If you are 70½ or older you can donate from your IRA directly to the qualified organization of your choice – tax-free! This special rule, originally passed by Congress in 2006, was extended in October 2008 (§205 of H.R. 1424, the Emergency Economic Stabilization Act of 2008). The extension applies to the 2008 and 2009 tax years, and allows you to give up to $100,000 each year. You could call this rule the “Grin and Give Rule.”
Normally, when you take money out of your IRA, that money is taxable income to you. That’s fine, you say, you’ll just turn around and spend the money on your mortgage or give it to a charity — and get an offsetting deduction. But you might not get all or part of that deduction if, for example, you use the standard deduction or you itemize and your deductions get caught up in the phase-out rules.
Under the Grin and Give Rule, the money taken from the IRA is not taxable income to you. And you don’t have to worry about whether you use the standard deduction, itemize or face other deduction limits.

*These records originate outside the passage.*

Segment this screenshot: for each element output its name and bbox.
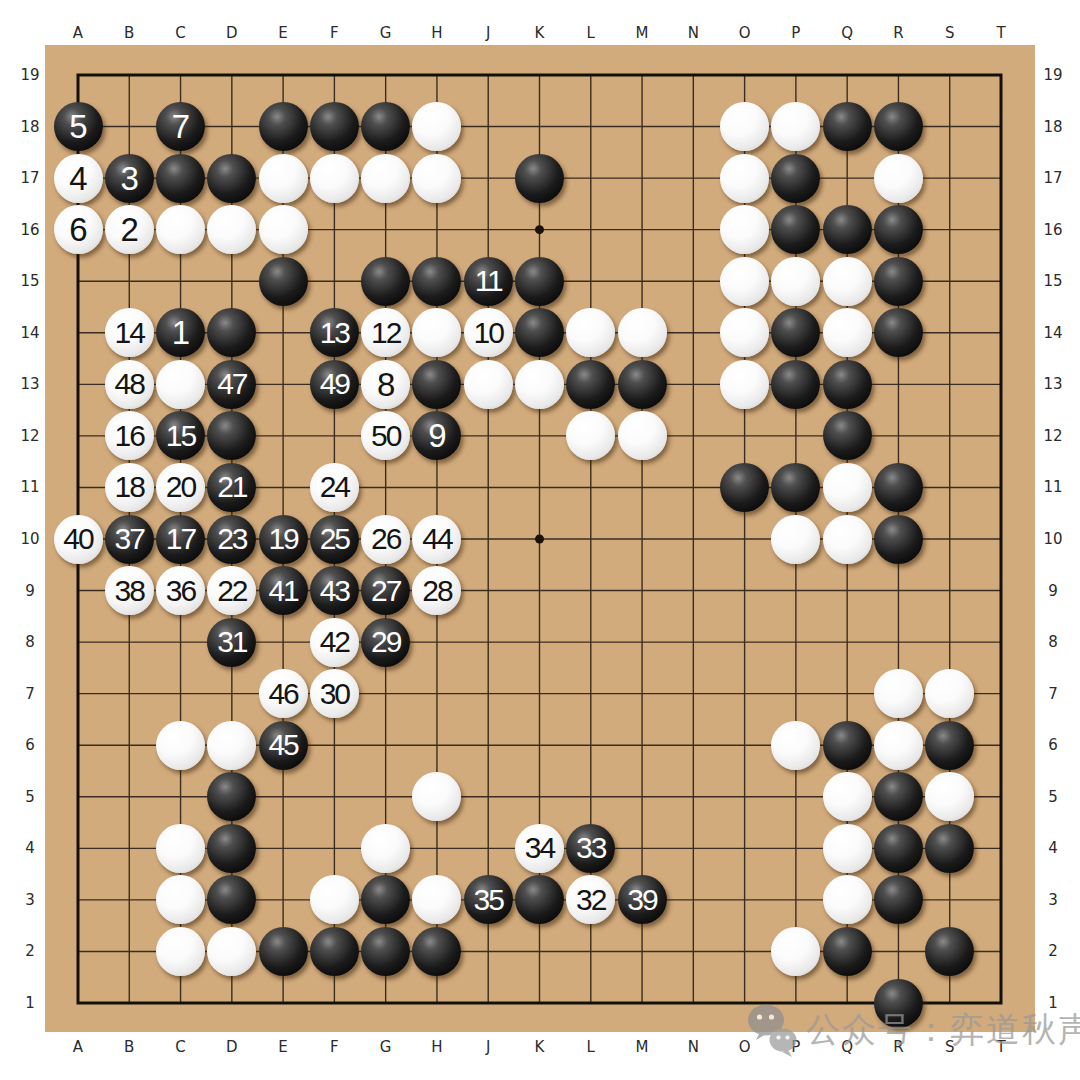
- stone-P2: [771, 927, 820, 976]
- stone-C4: [156, 824, 205, 873]
- stone-R10: [874, 515, 923, 564]
- stone-K17: [515, 154, 564, 203]
- stone-E15: [259, 257, 308, 306]
- stone-B14: 14: [105, 308, 154, 357]
- stone-K13: [515, 360, 564, 409]
- coord-left-3: 3: [25, 891, 35, 909]
- stone-R15: [874, 257, 923, 306]
- stone-D6: [207, 721, 256, 770]
- stone-C13: [156, 360, 205, 409]
- coord-right-5: 5: [1048, 788, 1058, 806]
- stone-Q13: [823, 360, 872, 409]
- stone-R4: [874, 824, 923, 873]
- coord-top-A: A: [73, 24, 83, 42]
- stone-E9: 41: [259, 566, 308, 615]
- stone-E2: [259, 927, 308, 976]
- move-number-27: 27: [371, 576, 400, 606]
- coord-bottom-D: D: [226, 1038, 238, 1056]
- move-number-19: 19: [268, 524, 297, 554]
- move-number-41: 41: [268, 576, 297, 606]
- stone-B17: 3: [105, 154, 154, 203]
- coord-right-13: 13: [1043, 375, 1062, 393]
- coord-left-8: 8: [25, 633, 35, 651]
- stone-R3: [874, 875, 923, 924]
- coord-left-14: 14: [20, 324, 39, 342]
- stone-G13: 8: [361, 360, 410, 409]
- move-number-30: 30: [320, 679, 349, 709]
- watermark-text: 公众号：弈道秋声: [806, 1007, 1080, 1053]
- stone-Q11: [823, 463, 872, 512]
- stone-B16: 2: [105, 205, 154, 254]
- stone-O11: [720, 463, 769, 512]
- stone-E10: 19: [259, 515, 308, 564]
- coord-right-14: 14: [1043, 324, 1062, 342]
- stone-Q5: [823, 772, 872, 821]
- coord-top-G: G: [380, 24, 392, 42]
- coord-top-J: J: [486, 24, 490, 42]
- coord-bottom-H: H: [431, 1038, 442, 1056]
- coord-top-P: P: [791, 24, 800, 42]
- move-number-5: 5: [69, 110, 86, 143]
- stone-C17: [156, 154, 205, 203]
- move-number-2: 2: [121, 213, 138, 246]
- move-number-13: 13: [320, 318, 349, 348]
- stone-M14: [618, 308, 667, 357]
- stone-A18: 5: [54, 102, 103, 151]
- coord-left-15: 15: [20, 272, 39, 290]
- stone-O17: [720, 154, 769, 203]
- coord-right-6: 6: [1048, 736, 1058, 754]
- move-number-6: 6: [69, 213, 86, 246]
- stone-B12: 16: [105, 411, 154, 460]
- stone-M3: 39: [618, 875, 667, 924]
- stone-E16: [259, 205, 308, 254]
- move-number-45: 45: [268, 730, 297, 760]
- stone-S4: [925, 824, 974, 873]
- stone-O16: [720, 205, 769, 254]
- coord-left-9: 9: [25, 582, 35, 600]
- coord-top-K: K: [535, 24, 545, 42]
- stone-L4: 33: [566, 824, 615, 873]
- stone-L13: [566, 360, 615, 409]
- coord-top-C: C: [175, 24, 185, 42]
- stone-C2: [156, 927, 205, 976]
- stone-R17: [874, 154, 923, 203]
- stone-Q12: [823, 411, 872, 460]
- stone-F18: [310, 102, 359, 151]
- stone-G18: [361, 102, 410, 151]
- stone-G4: [361, 824, 410, 873]
- coord-right-10: 10: [1043, 530, 1062, 548]
- move-number-1: 1: [172, 316, 189, 349]
- move-number-42: 42: [320, 627, 349, 657]
- coord-left-4: 4: [25, 839, 35, 857]
- stone-B11: 18: [105, 463, 154, 512]
- stone-M13: [618, 360, 667, 409]
- coord-left-17: 17: [20, 169, 39, 187]
- stone-G15: [361, 257, 410, 306]
- stone-H10: 44: [412, 515, 461, 564]
- coord-bottom-J: J: [486, 1038, 490, 1056]
- stone-Q15: [823, 257, 872, 306]
- move-number-10: 10: [474, 318, 503, 348]
- move-number-21: 21: [217, 472, 246, 502]
- stone-E18: [259, 102, 308, 151]
- stone-R18: [874, 102, 923, 151]
- move-number-16: 16: [115, 421, 144, 451]
- stone-C18: 7: [156, 102, 205, 151]
- coord-right-11: 11: [1043, 478, 1062, 496]
- move-number-22: 22: [217, 576, 246, 606]
- coord-top-E: E: [278, 24, 287, 42]
- stone-Q6: [823, 721, 872, 770]
- stone-R14: [874, 308, 923, 357]
- stone-P13: [771, 360, 820, 409]
- stone-D13: 47: [207, 360, 256, 409]
- stone-B10: 37: [105, 515, 154, 564]
- coord-left-18: 18: [20, 118, 39, 136]
- coord-right-18: 18: [1043, 118, 1062, 136]
- coord-top-M: M: [636, 24, 649, 42]
- coord-bottom-G: G: [380, 1038, 392, 1056]
- coord-bottom-A: A: [73, 1038, 83, 1056]
- move-number-43: 43: [320, 576, 349, 606]
- stone-D17: [207, 154, 256, 203]
- coord-right-7: 7: [1048, 685, 1058, 703]
- coord-left-7: 7: [25, 685, 35, 703]
- stone-F11: 24: [310, 463, 359, 512]
- coord-left-12: 12: [20, 427, 39, 445]
- move-number-36: 36: [166, 576, 195, 606]
- stone-K14: [515, 308, 564, 357]
- stone-Q4: [823, 824, 872, 873]
- move-number-18: 18: [115, 472, 144, 502]
- stone-F8: 42: [310, 618, 359, 667]
- stone-S2: [925, 927, 974, 976]
- stone-J13: [464, 360, 513, 409]
- stone-H13: [412, 360, 461, 409]
- coord-top-B: B: [124, 24, 134, 42]
- stone-C11: 20: [156, 463, 205, 512]
- move-number-20: 20: [166, 472, 195, 502]
- coord-left-6: 6: [25, 736, 35, 754]
- move-number-34: 34: [525, 833, 554, 863]
- stone-G2: [361, 927, 410, 976]
- stone-P15: [771, 257, 820, 306]
- coord-top-R: R: [893, 24, 903, 42]
- stone-C10: 17: [156, 515, 205, 564]
- stone-M12: [618, 411, 667, 460]
- move-number-17: 17: [166, 524, 195, 554]
- stone-R11: [874, 463, 923, 512]
- stone-D2: [207, 927, 256, 976]
- stone-Q16: [823, 205, 872, 254]
- move-number-38: 38: [115, 576, 144, 606]
- coord-top-L: L: [587, 24, 595, 42]
- coord-left-1: 1: [25, 994, 35, 1012]
- stone-F3: [310, 875, 359, 924]
- wechat-icon: [746, 1002, 798, 1058]
- stone-A17: 4: [54, 154, 103, 203]
- stone-Q10: [823, 515, 872, 564]
- stone-Q14: [823, 308, 872, 357]
- coord-bottom-E: E: [278, 1038, 287, 1056]
- coord-right-12: 12: [1043, 427, 1062, 445]
- move-number-3: 3: [121, 162, 138, 195]
- stone-G17: [361, 154, 410, 203]
- move-number-44: 44: [422, 524, 451, 554]
- coord-top-D: D: [226, 24, 238, 42]
- stone-J15: 11: [464, 257, 513, 306]
- stone-Q3: [823, 875, 872, 924]
- coord-bottom-L: L: [587, 1038, 595, 1056]
- move-number-49: 49: [320, 369, 349, 399]
- move-number-9: 9: [428, 419, 445, 452]
- stone-G9: 27: [361, 566, 410, 615]
- move-number-8: 8: [377, 368, 394, 401]
- stone-R6: [874, 721, 923, 770]
- coord-bottom-K: K: [535, 1038, 545, 1056]
- stone-C6: [156, 721, 205, 770]
- move-number-40: 40: [63, 524, 92, 554]
- coord-bottom-F: F: [330, 1038, 339, 1056]
- coord-top-S: S: [945, 24, 955, 42]
- stone-D11: 21: [207, 463, 256, 512]
- move-number-39: 39: [627, 885, 656, 915]
- move-number-47: 47: [217, 369, 246, 399]
- stone-P17: [771, 154, 820, 203]
- move-number-32: 32: [576, 885, 605, 915]
- coord-left-2: 2: [25, 942, 35, 960]
- coord-bottom-C: C: [175, 1038, 185, 1056]
- move-number-50: 50: [371, 421, 400, 451]
- coord-right-16: 16: [1043, 221, 1062, 239]
- stone-G8: 29: [361, 618, 410, 667]
- star-point-K16: [535, 225, 544, 234]
- coord-right-2: 2: [1048, 942, 1058, 960]
- coord-top-F: F: [330, 24, 339, 42]
- move-number-37: 37: [115, 524, 144, 554]
- stone-F13: 49: [310, 360, 359, 409]
- stone-C16: [156, 205, 205, 254]
- move-number-28: 28: [422, 576, 451, 606]
- move-number-25: 25: [320, 524, 349, 554]
- move-number-46: 46: [268, 679, 297, 709]
- stone-O18: [720, 102, 769, 151]
- coord-right-8: 8: [1048, 633, 1058, 651]
- stone-K15: [515, 257, 564, 306]
- stone-R7: [874, 669, 923, 718]
- stone-E7: 46: [259, 669, 308, 718]
- coord-left-10: 10: [20, 530, 39, 548]
- move-number-12: 12: [371, 318, 400, 348]
- stone-F10: 25: [310, 515, 359, 564]
- stone-F9: 43: [310, 566, 359, 615]
- coord-right-9: 9: [1048, 582, 1058, 600]
- move-number-7: 7: [172, 110, 189, 143]
- stone-P11: [771, 463, 820, 512]
- stone-R5: [874, 772, 923, 821]
- stone-D4: [207, 824, 256, 873]
- stone-H17: [412, 154, 461, 203]
- stone-B9: 38: [105, 566, 154, 615]
- move-number-26: 26: [371, 524, 400, 554]
- stone-F14: 13: [310, 308, 359, 357]
- stone-O15: [720, 257, 769, 306]
- move-number-33: 33: [576, 833, 605, 863]
- stone-A16: 6: [54, 205, 103, 254]
- move-number-35: 35: [474, 885, 503, 915]
- stone-H15: [412, 257, 461, 306]
- stone-K4: 34: [515, 824, 564, 873]
- coord-bottom-B: B: [124, 1038, 134, 1056]
- watermark: 公众号：弈道秋声: [746, 1000, 1080, 1060]
- star-point-K10: [535, 535, 544, 544]
- stone-C14: 1: [156, 308, 205, 357]
- move-number-4: 4: [69, 162, 86, 195]
- stone-J3: 35: [464, 875, 513, 924]
- stone-Q18: [823, 102, 872, 151]
- stone-D8: 31: [207, 618, 256, 667]
- coord-right-15: 15: [1043, 272, 1062, 290]
- stone-E17: [259, 154, 308, 203]
- stone-G10: 26: [361, 515, 410, 564]
- coord-left-16: 16: [20, 221, 39, 239]
- coord-bottom-M: M: [636, 1038, 649, 1056]
- coord-left-13: 13: [20, 375, 39, 393]
- coord-top-T: T: [996, 24, 1005, 42]
- stone-B13: 48: [105, 360, 154, 409]
- move-number-31: 31: [217, 627, 246, 657]
- coord-top-N: N: [688, 24, 699, 42]
- coord-bottom-N: N: [688, 1038, 699, 1056]
- coord-top-O: O: [739, 24, 751, 42]
- coord-right-19: 19: [1043, 66, 1062, 84]
- move-number-24: 24: [320, 472, 349, 502]
- move-number-29: 29: [371, 627, 400, 657]
- stone-C9: 36: [156, 566, 205, 615]
- stone-R16: [874, 205, 923, 254]
- stone-A10: 40: [54, 515, 103, 564]
- move-number-15: 15: [166, 421, 195, 451]
- coord-left-19: 19: [20, 66, 39, 84]
- coord-top-H: H: [431, 24, 442, 42]
- stone-O13: [720, 360, 769, 409]
- coord-right-3: 3: [1048, 891, 1058, 909]
- stone-F17: [310, 154, 359, 203]
- coord-top-Q: Q: [841, 24, 853, 42]
- coord-right-17: 17: [1043, 169, 1062, 187]
- stone-P10: [771, 515, 820, 564]
- move-number-23: 23: [217, 524, 246, 554]
- stone-P6: [771, 721, 820, 770]
- stone-Q2: [823, 927, 872, 976]
- stone-E6: 45: [259, 721, 308, 770]
- stone-S6: [925, 721, 974, 770]
- stone-D10: 23: [207, 515, 256, 564]
- stone-J14: 10: [464, 308, 513, 357]
- stone-F2: [310, 927, 359, 976]
- coord-left-5: 5: [25, 788, 35, 806]
- move-number-48: 48: [115, 369, 144, 399]
- stone-F7: 30: [310, 669, 359, 718]
- coord-right-4: 4: [1048, 839, 1058, 857]
- move-number-14: 14: [115, 318, 144, 348]
- coord-left-11: 11: [20, 478, 39, 496]
- move-number-11: 11: [475, 266, 502, 296]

Actually, if you were going to make a charitable deduction anyway, using the Grin and Give Rule could help you protect your other itemized deductions, and even save taxes on your social security. And, of course, the charity doesn’t have to pay any tax either.
Cautions: Don’t give away money you may need. The gift must be made directly from your IRA trustee to the charity. Be sure to obtain a written receipt from the charity to substantiate your donation. The Rule applies many charities, but not all. At this moment, this is a Federal income tax law; check whether the California income tax laws have been conformed to include the extension.